Unlike Allan’s original play, which reveals it up front, Love Streams withholds the nature of Sarah and Robert’s relationship until an hour and a half into the movie. This isn’t mere coyness—that they are brother and sister precludes the obvious fix of a romantic consummation (although the play hinted more strongly at an incestuous bond), and allows Cassavetes to conduct an anatomy of love in a broader sense. It is part of the film’s design to refuse the straitjacket of roles, to insist that what we mean to one another is fluid, provisional, subject to reinvention. The woman in the opening scene, whom we first assume to be an ex or lover of Robert’s, is eventually introduced as “my secretary, my friend, my accountant.” Sarah, who at one point says she has no relatives, refers later to Robert as “my closest and my dearest friend.” In the film’s strangely enchanted, gently electrified atmosphere, almost any role is up for grabs. When Robert pays a late-night visit to Susan, he ends up dancing instead with her mother, who has improvised an outfit by wrapping herself in a bedsheet and sticking flowers in her hair. In the most bizarre slippage, the dog Jim, described to Sarah at the animal shelter as “a warm, wonderful, and fine human being,” appears in one of the final scenes as a bearded, bare-chested man to Robert, who responds with a hearty laugh.

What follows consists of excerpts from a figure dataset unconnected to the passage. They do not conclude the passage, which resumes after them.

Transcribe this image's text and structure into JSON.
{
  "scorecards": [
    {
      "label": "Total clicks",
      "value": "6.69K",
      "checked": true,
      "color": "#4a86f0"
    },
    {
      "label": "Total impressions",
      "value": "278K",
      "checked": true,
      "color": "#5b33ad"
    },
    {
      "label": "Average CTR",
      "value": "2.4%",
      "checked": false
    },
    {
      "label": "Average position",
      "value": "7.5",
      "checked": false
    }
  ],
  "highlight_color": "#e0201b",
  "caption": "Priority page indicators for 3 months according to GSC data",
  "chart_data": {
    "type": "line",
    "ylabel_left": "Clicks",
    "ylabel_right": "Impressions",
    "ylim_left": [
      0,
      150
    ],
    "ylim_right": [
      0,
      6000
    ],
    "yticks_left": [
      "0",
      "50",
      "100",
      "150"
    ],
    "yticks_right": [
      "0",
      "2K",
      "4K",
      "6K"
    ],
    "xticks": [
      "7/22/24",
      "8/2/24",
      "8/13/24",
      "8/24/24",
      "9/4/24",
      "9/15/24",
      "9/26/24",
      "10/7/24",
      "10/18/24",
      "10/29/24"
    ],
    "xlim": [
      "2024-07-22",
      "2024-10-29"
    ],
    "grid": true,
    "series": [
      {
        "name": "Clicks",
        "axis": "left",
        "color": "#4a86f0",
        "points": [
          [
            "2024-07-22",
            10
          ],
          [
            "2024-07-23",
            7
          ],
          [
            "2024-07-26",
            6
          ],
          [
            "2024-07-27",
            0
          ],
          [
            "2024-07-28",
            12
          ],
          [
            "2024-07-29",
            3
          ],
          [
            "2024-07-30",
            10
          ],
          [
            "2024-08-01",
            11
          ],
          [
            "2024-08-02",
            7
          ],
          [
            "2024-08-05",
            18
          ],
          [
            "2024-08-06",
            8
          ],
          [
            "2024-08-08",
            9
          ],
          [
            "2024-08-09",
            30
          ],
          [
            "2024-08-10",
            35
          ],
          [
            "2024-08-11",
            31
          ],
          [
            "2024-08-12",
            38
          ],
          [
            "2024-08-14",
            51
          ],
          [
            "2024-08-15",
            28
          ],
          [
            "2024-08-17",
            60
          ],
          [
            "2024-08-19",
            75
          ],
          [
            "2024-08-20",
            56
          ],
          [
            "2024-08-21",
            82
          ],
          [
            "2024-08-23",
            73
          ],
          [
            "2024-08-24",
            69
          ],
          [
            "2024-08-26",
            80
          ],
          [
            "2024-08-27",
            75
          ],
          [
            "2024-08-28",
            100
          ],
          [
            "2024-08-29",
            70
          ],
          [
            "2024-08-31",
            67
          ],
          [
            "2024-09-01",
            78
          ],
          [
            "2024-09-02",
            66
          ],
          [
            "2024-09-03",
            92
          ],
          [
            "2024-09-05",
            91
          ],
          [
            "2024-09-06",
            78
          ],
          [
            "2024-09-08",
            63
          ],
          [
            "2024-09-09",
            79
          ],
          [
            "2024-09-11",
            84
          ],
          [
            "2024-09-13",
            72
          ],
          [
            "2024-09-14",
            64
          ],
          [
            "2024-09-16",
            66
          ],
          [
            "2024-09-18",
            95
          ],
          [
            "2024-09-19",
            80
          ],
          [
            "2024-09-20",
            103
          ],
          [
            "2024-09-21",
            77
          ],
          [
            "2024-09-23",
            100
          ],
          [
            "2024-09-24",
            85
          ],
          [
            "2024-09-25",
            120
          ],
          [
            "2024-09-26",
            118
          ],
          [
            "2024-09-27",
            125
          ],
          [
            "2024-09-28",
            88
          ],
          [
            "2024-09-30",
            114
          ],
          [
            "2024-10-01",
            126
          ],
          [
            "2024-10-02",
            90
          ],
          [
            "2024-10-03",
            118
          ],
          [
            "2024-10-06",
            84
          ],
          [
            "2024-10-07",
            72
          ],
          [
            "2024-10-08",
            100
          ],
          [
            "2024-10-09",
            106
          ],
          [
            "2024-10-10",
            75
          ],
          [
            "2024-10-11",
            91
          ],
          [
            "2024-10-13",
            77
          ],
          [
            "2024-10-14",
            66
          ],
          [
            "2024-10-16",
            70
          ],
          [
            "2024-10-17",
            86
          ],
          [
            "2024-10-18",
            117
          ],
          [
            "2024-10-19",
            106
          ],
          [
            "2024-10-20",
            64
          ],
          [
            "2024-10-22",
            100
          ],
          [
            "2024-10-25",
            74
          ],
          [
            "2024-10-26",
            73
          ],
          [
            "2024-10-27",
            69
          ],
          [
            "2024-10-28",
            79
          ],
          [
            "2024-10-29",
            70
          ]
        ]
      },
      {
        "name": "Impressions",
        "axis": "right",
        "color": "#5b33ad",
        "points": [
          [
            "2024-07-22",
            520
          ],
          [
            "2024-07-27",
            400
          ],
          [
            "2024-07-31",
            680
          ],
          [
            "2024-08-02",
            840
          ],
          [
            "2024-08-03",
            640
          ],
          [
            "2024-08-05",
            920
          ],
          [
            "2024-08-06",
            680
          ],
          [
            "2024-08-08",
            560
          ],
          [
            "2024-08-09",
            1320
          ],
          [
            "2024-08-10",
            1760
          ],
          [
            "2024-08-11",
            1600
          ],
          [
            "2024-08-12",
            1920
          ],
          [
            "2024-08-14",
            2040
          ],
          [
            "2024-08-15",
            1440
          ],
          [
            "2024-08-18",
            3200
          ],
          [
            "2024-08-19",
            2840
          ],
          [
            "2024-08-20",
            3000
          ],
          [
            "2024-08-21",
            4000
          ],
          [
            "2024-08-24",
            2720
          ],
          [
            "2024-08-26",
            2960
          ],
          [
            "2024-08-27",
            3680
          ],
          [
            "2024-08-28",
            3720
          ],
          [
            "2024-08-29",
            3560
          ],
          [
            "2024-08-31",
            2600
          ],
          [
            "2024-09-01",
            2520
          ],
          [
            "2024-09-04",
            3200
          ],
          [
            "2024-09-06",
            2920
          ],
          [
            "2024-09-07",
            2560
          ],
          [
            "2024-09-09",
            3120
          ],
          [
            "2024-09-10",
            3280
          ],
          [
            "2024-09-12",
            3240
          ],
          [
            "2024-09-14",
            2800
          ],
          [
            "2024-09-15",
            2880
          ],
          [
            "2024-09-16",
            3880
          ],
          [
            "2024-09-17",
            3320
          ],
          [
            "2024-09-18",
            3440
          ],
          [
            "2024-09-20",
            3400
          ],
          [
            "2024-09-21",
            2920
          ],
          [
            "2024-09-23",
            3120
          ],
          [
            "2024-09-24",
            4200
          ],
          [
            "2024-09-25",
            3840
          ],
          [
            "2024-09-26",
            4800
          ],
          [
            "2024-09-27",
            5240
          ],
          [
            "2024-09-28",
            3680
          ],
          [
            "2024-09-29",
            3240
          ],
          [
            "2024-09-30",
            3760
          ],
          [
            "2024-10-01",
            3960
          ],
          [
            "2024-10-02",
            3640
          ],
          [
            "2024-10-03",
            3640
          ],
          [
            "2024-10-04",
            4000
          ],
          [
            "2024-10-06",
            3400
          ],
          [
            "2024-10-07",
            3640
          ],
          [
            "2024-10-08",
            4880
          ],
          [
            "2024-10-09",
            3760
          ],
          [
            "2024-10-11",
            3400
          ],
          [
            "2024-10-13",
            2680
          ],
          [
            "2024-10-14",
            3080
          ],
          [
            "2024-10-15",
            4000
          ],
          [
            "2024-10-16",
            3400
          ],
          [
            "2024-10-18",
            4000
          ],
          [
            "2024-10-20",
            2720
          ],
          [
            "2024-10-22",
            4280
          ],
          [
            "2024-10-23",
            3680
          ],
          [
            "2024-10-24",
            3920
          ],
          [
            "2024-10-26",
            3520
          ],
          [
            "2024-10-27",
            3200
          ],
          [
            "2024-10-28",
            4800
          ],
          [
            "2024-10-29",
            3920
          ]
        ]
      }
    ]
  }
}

The ending is an enigma, and not just because of the dog-man apparition (which is on some level a private joke, as the same actor played the dog in the stage production). Inspired by a dream in which her reconciliation with Jack and Debbie is imagined as a full-blown opera, Sarah decides to leave in the middle of a howling storm. This time it’s Robert who’s left behind, more alone than ever, his harem replaced with an even more absurd menagerie. It is hard to say if this fleeting encounter has left either of them altered in any way, even if they seem for the moment to have exchanged roles, and it is hard to know what has inspired Sarah’s sudden resolve and what Robert’s wave of the hat signifies in the exquisite, rain-streaked final shot. But there is a certain equanimity in this irresolution. Love Streams finds a perspective on its volatile characters that approaches serenity. So many of Cassavetes’s other films are domestic disaster movies; the mood in Love Streams is postapocalyptic. His earlier work zeroed in on the crisis points in human relationships. The characters in Love Streams have lived through their share of crises and will likely live through more. The open ending bears out Sarah’s philosophy. As Robert exits the frame, the song on the jukebox goes: “I didn’t know what to do / So I’ll leave it up to you”—a fitting farewell from a romantic who knew that on the subject of love there are no last words.